One large positive effect that can be expected from the newly competitive electrical markets is greatly reduced prices for electricity. In the 22 months after the COB index was introduced prices fell dramatically. During that time the amount of energy traded at the border eventually totaled over 30 billion megawatts, up from several hundred million. Prices during this period dropped from $20­25 per megawatt hour to $15­20 by early 1995. By the beginning of the year prices had dropped as low as $12 per megawatt hour.

Whatever the new electricity industry looks like, those utilities that haven't yet decided what tack to take still have a bit of time to make up their minds-but not much.

According to Deloitte & Touche's Maxant, electric utilities must take certain steps. They must decide on a basic strategy for the new markets, but this cannot be done in a void; at the same time the utility is deciding on a strategy it must also decide on its appetite for risk. Hopefully, when this is done the utility will take the time to develop a proper risk management structure and obtain the systems and expert personnel required to make it work.


The Morning After

NYME electricity futures have started trading. Finally. So what's next?

It was a bit anticlimactic, the day that electricity futures finally hit the boards at NYME late in March. But after the three-year struggle to get them launched, Beth Desmond, a trader on Bankers Trust's electricity desk and one of the prime movers in the battle for electricity futures, says: "The first day of trading was very encouraging. We saw a lot of industry business, including some utilities and power marketers, rather than just a lot of local interest." However, now that the contracts have finally begun trading, concluding a rollercoaster-like voyage to Commodity Futures Trading Commission (CFTC) approval, what's next? For now, says Desmond, "The market will enter into a period of slow growth."

A brief scare

Indeed, utilities may be getting off to a particularly slow start because of a regulatory snafu that was only resolved one week before the contracts' release date. The key questions: were electricity futures securities, and were utilities even allowed to hold them? The Federal Electricity Regulatory Commission (FERC) and the Securities and Exchange Commission (SEC) eventually ruled that electricity contracts were not, in fact, securities, but, as Desmond says, "This did create some last-minute panic and confusion."

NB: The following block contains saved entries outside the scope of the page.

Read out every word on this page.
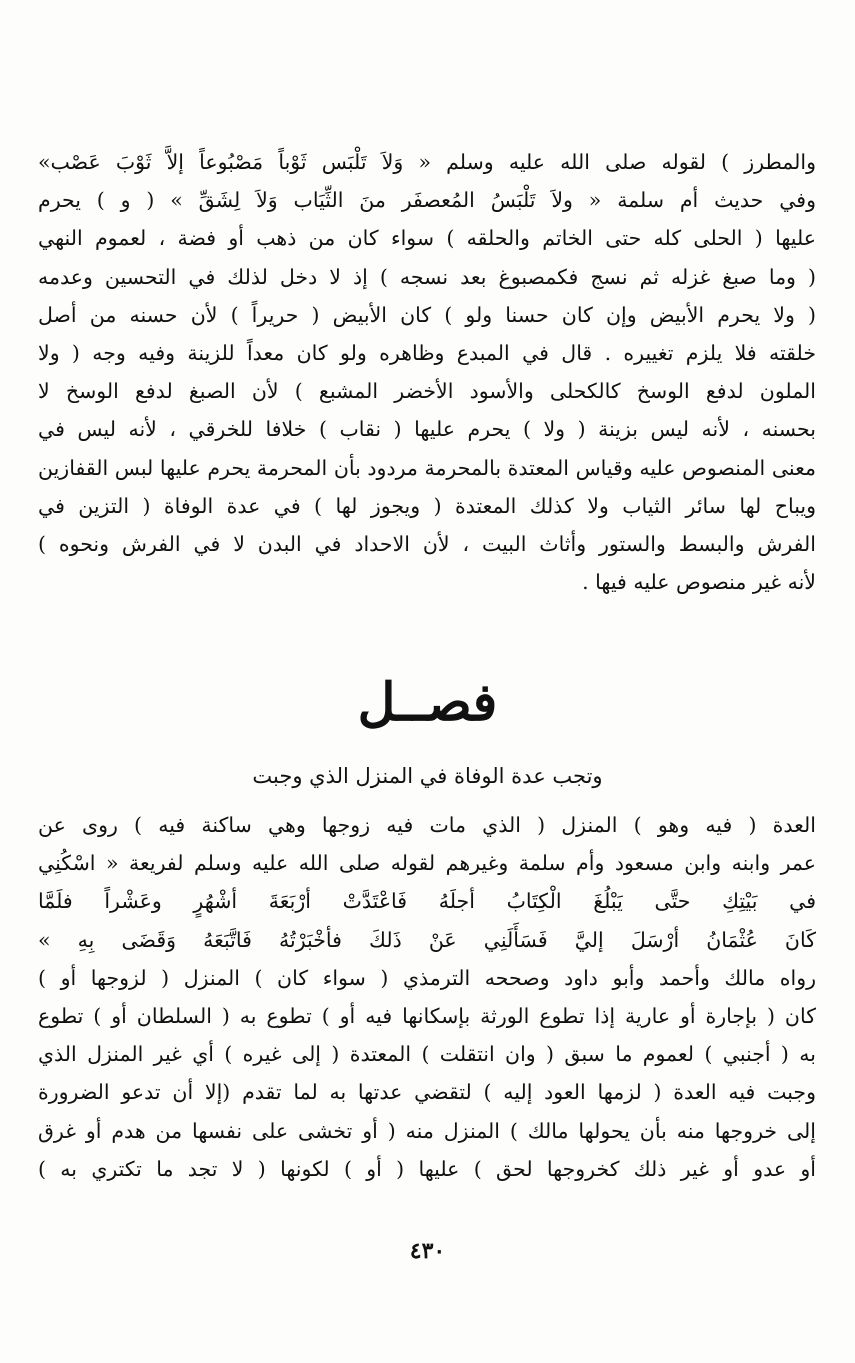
والمطرز ) لقوله صلى الله عليه وسلم « وَلاَ تَلْبَس ثَوْباً مَصْبُوعاً إلاَّ ثَوْبَ عَصْب»
وفي حديث أم سلمة « ولاَ تَلْبَسُ المُعصفَر منَ الثِّيَاب وَلاَ لِشَقِّ » ( و ) يحرم
عليها ( الحلى كله حتى الخاتم والحلقه ) سواء كان من ذهب أو فضة ، لعموم النهي
( وما صبغ غزله ثم نسج فكمصبوغ بعد نسجه ) إذ لا دخل لذلك في التحسين وعدمه
( ولا يحرم الأبيض وإن كان حسنا ولو ) كان الأبيض ( حريراً ) لأن حسنه من أصل
خلقته فلا يلزم تغييره . قال في المبدع وظاهره ولو كان معداً للزينة وفيه وجه ( ولا
الملون لدفع الوسخ كالكحلى والأسود الأخضر المشبع ) لأن الصبغ لدفع الوسخ لا
بحسنه ، لأنه ليس بزينة ( ولا ) يحرم عليها ( نقاب ) خلافا للخرقي ، لأنه ليس في
معنى المنصوص عليه وقياس المعتدة بالمحرمة مردود بأن المحرمة يحرم عليها لبس القفازين
ويباح لها سائر الثياب ولا كذلك المعتدة ( ويجوز لها ) في عدة الوفاة ( التزين في
الفرش والبسط والستور وأثاث البيت ، لأن الاحداد في البدن لا في الفرش ونحوه )
لأنه غير منصوص عليه فيها .
فصــل
وتجب عدة الوفاة في المنزل الذي وجبت
العدة ( فيه وهو ) المنزل ( الذي مات فيه زوجها وهي ساكنة فيه ) روى عن
عمر وابنه وابن مسعود وأم سلمة وغيرهم لقوله صلى الله عليه وسلم لفريعة « اسْكُنِي
في بَيْتِكِ حتَّى يَبْلُغَ الْكِتَابُ أجلَهُ فَاعْتَدَّتْ أرْبَعَةَ أشْهُرٍ وعَشْراً فلَمَّا
كَانَ عُثْمَانُ أرْسَلَ إليَّ فَسَأَلَنِي عَنْ ذَلكَ فأخْبَرْتُهُ فَاتَّبَعَهُ وَقَضَى بِهِ »
رواه مالك وأحمد وأبو داود وصححه الترمذي ( سواء كان ) المنزل ( لزوجها أو )
كان ( بإجارة أو عارية إذا تطوع الورثة بإسكانها فيه أو ) تطوع به ( السلطان أو ) تطوع
به ( أجنبي ) لعموم ما سبق ( وان انتقلت ) المعتدة ( إلى غيره ) أي غير المنزل الذي
وجبت فيه العدة ( لزمها العود إليه ) لتقضي عدتها به لما تقدم (إلا أن تدعو الضرورة
إلى خروجها منه بأن يحولها مالك ) المنزل منه ( أو تخشى على نفسها من هدم أو غرق
أو عدو أو غير ذلك كخروجها لحق ) عليها ( أو ) لكونها ( لا تجد ما تكتري به )
٤٣٠
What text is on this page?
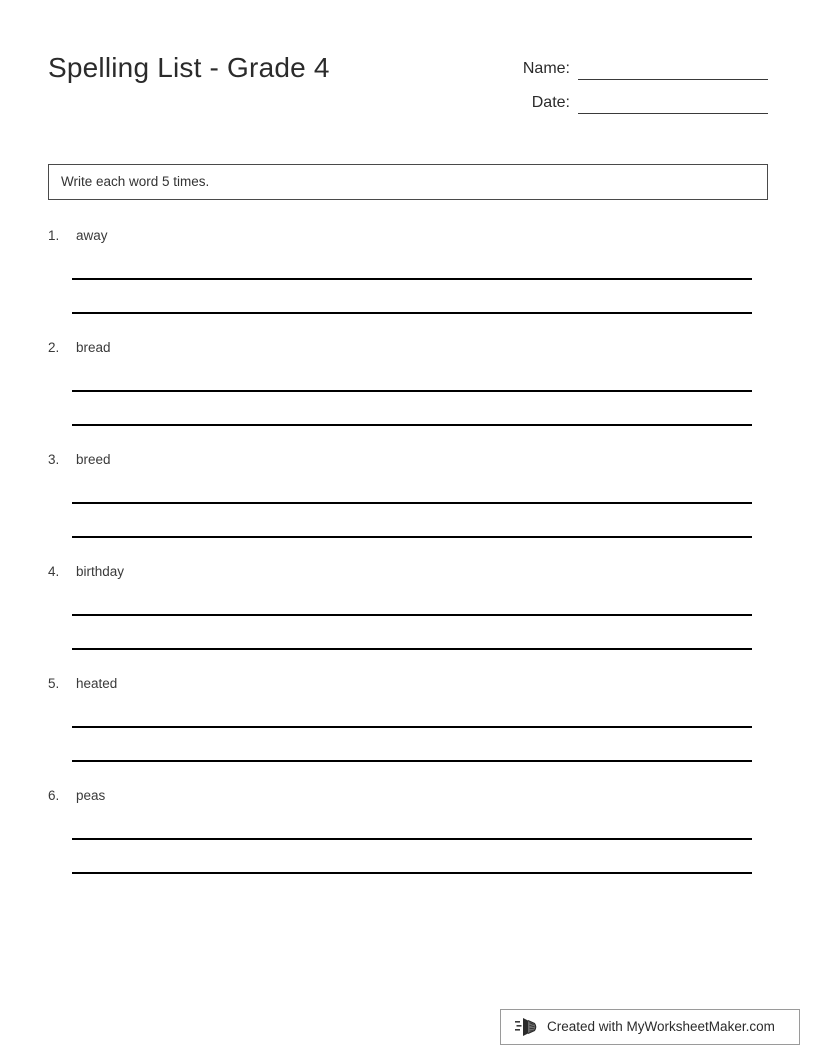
Spelling List - Grade 4	Name:
Date:
Write each word 5 times.
1.	away
2.	bread
3.	breed
4.	birthday
5.	heated
6.	peas
Created with MyWorksheetMaker.com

For traders and brokers the most immediate consequence of the NYME contracts is a number of new hedging and arbitrage strategies. In particular, Desmond cites new basis markets. For example, it is possible to arbitrage the pricing difference between NYME California­Oregon Border (COB) options, which refer to contracts covering that area, and OTC options linked to the Dow Jones COB Index, which have different pricing conventions (one is a futures price and one is an OTC price). She also explains that location basis (that is, the difference in price between electricity originating in different locations) is another area in which the NYME contracts will play an active role. Of course, she notes, some market participants may try to "stretch it a bit by attempting to hedge PMJ [Pennsylvania­Maryland­New Jersey] electricity with NYME futures." Adds Desmond, "I am skeptical that any correlation exists between PMJ and COB."

Future developments...

Over the long haul, only one West Coast futures contract may survive trial-by-trading. Desmond, who has been trading electricity derivatives since their inception, feels that the forces of natural selection will tend to "kill off" one of the two fledgling NYME contracts. "It has always been my opinion that one of the two contracts would be much stronger than the other, and right now it looks like the COB index will become the standard, rather than Palo Verde, which is already showing less trading volume than the COB." And further down the road? "The next step is a NYME contract based on an East Coast delivery point," says Desmond.